BUDAPEST, (Reuters) – Hungary’s government submitted a second batch of anti-corruption bills to the country’s parliament on Friday as Budapest ramps up efforts to avoid a loss of vital European Union funding that could damage its currency and economy.
The EU’s executive on Sunday recommended suspending funds worth 7.5 billion euros over what it sees as Hungary’s failure to combat corruption and uphold the rule of law.
Budapest has pledged to draft all the legislation agreed with Brussels after lengthy talks.

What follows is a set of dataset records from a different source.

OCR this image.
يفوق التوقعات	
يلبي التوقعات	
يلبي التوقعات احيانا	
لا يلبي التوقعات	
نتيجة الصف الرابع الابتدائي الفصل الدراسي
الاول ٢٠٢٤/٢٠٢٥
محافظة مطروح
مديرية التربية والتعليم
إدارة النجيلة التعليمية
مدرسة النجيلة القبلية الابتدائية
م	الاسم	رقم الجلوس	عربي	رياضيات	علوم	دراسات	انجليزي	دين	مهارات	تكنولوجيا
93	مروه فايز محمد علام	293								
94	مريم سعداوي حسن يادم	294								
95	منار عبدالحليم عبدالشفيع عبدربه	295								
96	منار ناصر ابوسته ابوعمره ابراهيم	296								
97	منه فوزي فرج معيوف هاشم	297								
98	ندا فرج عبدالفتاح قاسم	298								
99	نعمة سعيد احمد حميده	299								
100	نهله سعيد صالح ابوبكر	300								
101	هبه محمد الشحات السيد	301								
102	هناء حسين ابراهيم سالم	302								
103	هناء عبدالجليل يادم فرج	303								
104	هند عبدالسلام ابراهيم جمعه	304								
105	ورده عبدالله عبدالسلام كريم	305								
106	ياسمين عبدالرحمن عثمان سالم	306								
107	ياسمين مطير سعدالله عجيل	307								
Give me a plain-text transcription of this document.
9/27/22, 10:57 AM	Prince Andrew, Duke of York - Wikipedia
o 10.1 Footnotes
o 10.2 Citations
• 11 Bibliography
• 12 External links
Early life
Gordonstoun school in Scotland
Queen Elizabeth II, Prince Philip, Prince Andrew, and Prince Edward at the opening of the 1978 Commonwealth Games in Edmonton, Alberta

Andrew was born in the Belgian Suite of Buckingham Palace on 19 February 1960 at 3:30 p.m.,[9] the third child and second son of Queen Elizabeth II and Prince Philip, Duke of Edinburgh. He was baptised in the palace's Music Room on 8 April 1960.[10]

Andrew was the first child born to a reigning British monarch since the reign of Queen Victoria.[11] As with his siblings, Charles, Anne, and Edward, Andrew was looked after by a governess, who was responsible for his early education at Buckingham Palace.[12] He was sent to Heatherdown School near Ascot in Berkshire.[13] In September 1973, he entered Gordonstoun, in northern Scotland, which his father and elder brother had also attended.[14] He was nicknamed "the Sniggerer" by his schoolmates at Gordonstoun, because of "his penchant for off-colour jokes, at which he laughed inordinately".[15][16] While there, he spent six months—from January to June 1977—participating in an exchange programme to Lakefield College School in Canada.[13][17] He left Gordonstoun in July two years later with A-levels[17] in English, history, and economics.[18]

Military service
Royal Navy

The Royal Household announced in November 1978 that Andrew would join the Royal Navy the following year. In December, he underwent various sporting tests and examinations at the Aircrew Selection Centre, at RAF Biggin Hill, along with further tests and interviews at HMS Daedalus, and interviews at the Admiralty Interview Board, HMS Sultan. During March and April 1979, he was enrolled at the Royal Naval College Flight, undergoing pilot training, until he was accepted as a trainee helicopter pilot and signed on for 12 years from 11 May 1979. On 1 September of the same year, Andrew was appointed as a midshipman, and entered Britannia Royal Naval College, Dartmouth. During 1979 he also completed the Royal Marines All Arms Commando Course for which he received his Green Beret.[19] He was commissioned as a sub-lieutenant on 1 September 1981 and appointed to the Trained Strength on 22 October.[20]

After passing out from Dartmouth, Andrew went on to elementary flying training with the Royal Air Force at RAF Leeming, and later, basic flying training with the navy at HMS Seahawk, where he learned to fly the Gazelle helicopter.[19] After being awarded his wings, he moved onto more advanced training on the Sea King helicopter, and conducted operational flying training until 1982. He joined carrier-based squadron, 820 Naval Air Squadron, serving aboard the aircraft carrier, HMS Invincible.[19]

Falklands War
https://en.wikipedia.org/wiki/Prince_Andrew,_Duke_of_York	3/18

Hungary’s forint currency and Hungarian bonds have sold off in recent weeks over fears that Budapest would lose billions of euros in EU money.
The first draft bill on Monday enhanced Hungary’s cooperation with the EU anti-fraud office OLAF, ensuring that OLAF gets support from Hungarian tax authority officials in its investigations of EU-funded projects and increased transparency over how state asset management foundations operate.
On Friday, Hungary’s Justice Minister Judit Varga submitted a raft of further measures, including a bill to establish a body called the Integrity Authority, which will be able to step in when local officials fail to intervene in suspected fraud cases, conflicts of interest or other wrongdoing involving EU funds.
The bill would also set up an Anti-Corruption Working Group made up of government and non-government delegates who will be tasked with improving Hungary’s anti-fraud framework.
“The Hungarian Government is committed to the full implementation of each corrective measure (17) undertaken as a result of the constructive and intensive co-operation with the Commission,” Varga said in the reasoning attached to the bill.
Hungary’s case is the first in the EU under a new financial sanction meant to better protect the rule of law and combat corruption in the 27-nation bloc.
Facing rising energy costs, a weak forint and the prospect of a recession next year, Prime Minister Viktor Orban, long at odds with the EU over some of his policies, now looks willing to fulfil EU demands to create institutions that would cut corruption risks in EU-funded projects.
Earlier on Friday, Finance Minister Mihaly Varga said the Hungarian economy was headed for a “difficult period” due to surging inflation and higher energy costs, which means the 2023 budget would have to be reworked.